Do 1-3 hour rides of 20-70 miles at a time, steady pace the whole time. For endurance, pick up the pace to something you can hold the entire time. Work on spinning smoothly with no wobbling of the knees (try not to have sudden on/off power transitions). Lemond has a good analogy in his book, imagine scraping mud off the bottom of your feet at the bottom of the pedal-stroke (you want to be pulling back, not pushing down at the bottom of the pedal-stroke). Then imagine trying to knee someone in the gut on the upstroke, try to put our knee through the handlebars. Combined with the natural downstroke and the force should be more even throughout the pedal-stroke.
Medium-distance rides, 1-2 hours 20-35 miles. Find 5-mile stretch and go at 10% below LT up to LT for 15-20 minutes. Rest a bit and repeat. This builds up your aerobic system. Could even do it on a long hillclimb 2-3 miles. Coast down to recover and repeat the climb. Do this 2-days out of the week, two rest days and one endurance day of 3-4 horus.
week 6: intervals
medium-distance rides, 1-2 hours. Intervals by definition are anaerobic efforts ABOVE LT, so you'll feel lactic acid burn and your HR will steadily increase to max-HR. Intervals can be 1-5 minutes in length. Pace yourself at a steady pace that'll have you be completely spent and blown-up 100% max-HR by the end. A 1-minute interval can be 98-99% of an all-out sprint. A 5-minute interval will be painful at 90-95% effort. In all cases, you'll want to be completely spent by the end. If you have anything left, go a little faster next time. If you blow up before the end, slow down a bit. Recover fully and do another one. Intervals can be set up any number of different ways, begin with a two 2-minute ones perhaps (2-2) or you can do a pyramid 1-2-1 and later do a 1-2-5-2-1, etc.
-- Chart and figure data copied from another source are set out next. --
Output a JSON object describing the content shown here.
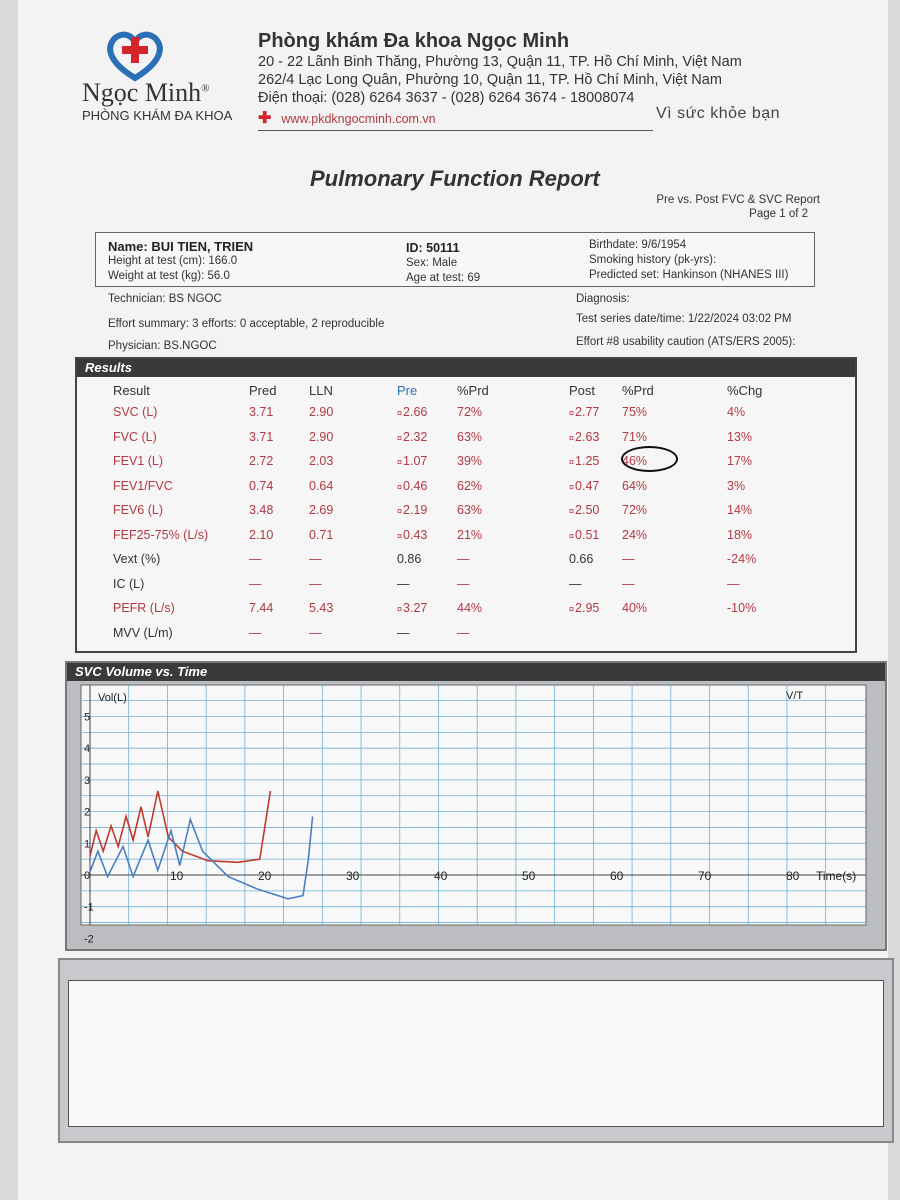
{
  "header": {
    "brand": "Ngọc Minh",
    "brand_sub": "PHÒNG KHÁM ĐA KHOA",
    "clinic": "Phòng khám Đa khoa Ngọc Minh",
    "address1": "20 - 22 Lãnh Binh Thăng, Phường 13, Quận 11, TP. Hồ Chí Minh, Việt Nam",
    "address2": "262/4 Lạc Long Quân, Phường 10, Quận 11, TP. Hồ Chí Minh, Việt Nam",
    "phone": "Điện thoại: (028) 6264 3637 - (028) 6264 3674 - 18008074",
    "website": "www.pkdkngocminh.com.vn",
    "slogan": "Vì sức khỏe bạn"
  },
  "report": {
    "title": "Pulmonary Function Report",
    "subtitle": "Pre vs. Post FVC & SVC Report",
    "page": "Page 1 of 2"
  },
  "patient": {
    "name": "Name:  BUI TIEN, TRIEN",
    "height": "Height at test (cm):  166.0",
    "weight": "Weight at test (kg):  56.0",
    "id": "ID:  50111",
    "sex": "Sex:  Male",
    "age": "Age at test:  69",
    "birthdate": "Birthdate:  9/6/1954",
    "smoking": "Smoking history (pk-yrs):",
    "predicted": "Predicted set:  Hankinson (NHANES III)"
  },
  "info": {
    "technician": "Technician:  BS NGOC",
    "effort": "Effort summary:  3 efforts: 0 acceptable, 2 reproducible",
    "physician": "Physician:  BS.NGOC",
    "diagnosis": "Diagnosis:",
    "datetime": "Test series date/time:  1/22/2024 03:02 PM",
    "caution": "Effort #8 usability caution (ATS/ERS 2005):"
  },
  "results": {
    "title": "Results",
    "headers": [
      "Result",
      "Pred",
      "LLN",
      "Pre",
      "%Prd",
      "Post",
      "%Prd",
      "%Chg"
    ],
    "rows": [
      [
        "SVC  (L)",
        "3.71",
        "2.90",
        "2.66",
        "72%",
        "2.77",
        "75%",
        "4%"
      ],
      [
        "FVC  (L)",
        "3.71",
        "2.90",
        "2.32",
        "63%",
        "2.63",
        "71%",
        "13%"
      ],
      [
        "FEV1  (L)",
        "2.72",
        "2.03",
        "1.07",
        "39%",
        "1.25",
        "46%",
        "17%"
      ],
      [
        "FEV1/FVC",
        "0.74",
        "0.64",
        "0.46",
        "62%",
        "0.47",
        "64%",
        "3%"
      ],
      [
        "FEV6  (L)",
        "3.48",
        "2.69",
        "2.19",
        "63%",
        "2.50",
        "72%",
        "14%"
      ],
      [
        "FEF25-75%  (L/s)",
        "2.10",
        "0.71",
        "0.43",
        "21%",
        "0.51",
        "24%",
        "18%"
      ],
      [
        "Vext  (%)",
        "—",
        "—",
        "0.86",
        "—",
        "0.66",
        "—",
        "-24%"
      ],
      [
        "IC  (L)",
        "—",
        "—",
        "—",
        "—",
        "—",
        "—",
        "—"
      ],
      [
        "PEFR  (L/s)",
        "7.44",
        "5.43",
        "3.27",
        "44%",
        "2.95",
        "40%",
        "-10%"
      ],
      [
        "MVV  (L/m)",
        "—",
        "—",
        "—",
        "—",
        "",
        "",
        ""
      ]
    ],
    "marked": [
      true,
      true,
      true,
      true,
      true,
      true,
      false,
      false,
      true,
      false
    ],
    "circled": "46%"
  },
  "chart_data": {
    "type": "line",
    "title": "SVC Volume vs. Time",
    "ylabel": "Vol(L)",
    "xlabel": "Time(s)",
    "corner_label": "V/T",
    "xlim": [
      0,
      90
    ],
    "ylim": [
      -2,
      6
    ],
    "xticks": [
      10,
      20,
      30,
      40,
      50,
      60,
      70,
      80
    ],
    "yticks": [
      5,
      4,
      3,
      2,
      1,
      0,
      -1,
      -2
    ],
    "grid": true,
    "series": [
      {
        "color": "#c0392b",
        "points": [
          [
            0,
            0.6
          ],
          [
            0.7,
            1.4
          ],
          [
            1.5,
            0.75
          ],
          [
            2.4,
            1.55
          ],
          [
            3.2,
            0.9
          ],
          [
            4.1,
            1.85
          ],
          [
            4.9,
            1.1
          ],
          [
            5.8,
            2.15
          ],
          [
            6.6,
            1.2
          ],
          [
            7.7,
            2.65
          ],
          [
            8.9,
            1.2
          ],
          [
            10.5,
            0.75
          ],
          [
            13.4,
            0.45
          ],
          [
            16.8,
            0.4
          ],
          [
            19.3,
            0.5
          ],
          [
            20.5,
            2.65
          ]
        ]
      },
      {
        "color": "#4a7fc1",
        "points": [
          [
            0,
            0.1
          ],
          [
            0.9,
            0.75
          ],
          [
            2.0,
            -0.05
          ],
          [
            3.75,
            0.9
          ],
          [
            4.9,
            -0.05
          ],
          [
            6.6,
            1.1
          ],
          [
            7.7,
            0.15
          ],
          [
            9.2,
            1.4
          ],
          [
            10.2,
            0.3
          ],
          [
            11.4,
            1.75
          ],
          [
            12.8,
            0.75
          ],
          [
            15.7,
            -0.05
          ],
          [
            19.1,
            -0.45
          ],
          [
            22.5,
            -0.75
          ],
          [
            24.2,
            -0.65
          ],
          [
            24.8,
            0.45
          ],
          [
            25.3,
            1.85
          ]
        ]
      }
    ]
  }
}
Hill-intervals are also fun. Pick a 0.25-1.0 mile hill and pace yourself to blow up at the top. if you've got anything left, go faster, if you blow up before the top, go slower. Coast down the other side to recover, turn around and do it again, and again...
week 7: rest
Lowest mileage and effort out of all the weeks. If you're fit, you can still do one small day of intervals, and a sprint-day and an medium-endurance day. If you're not fit, take the whole week easy.
Then create another macrocycle like above, but modify the distances & intensity depending upon where you are in fitness and where you want to improve.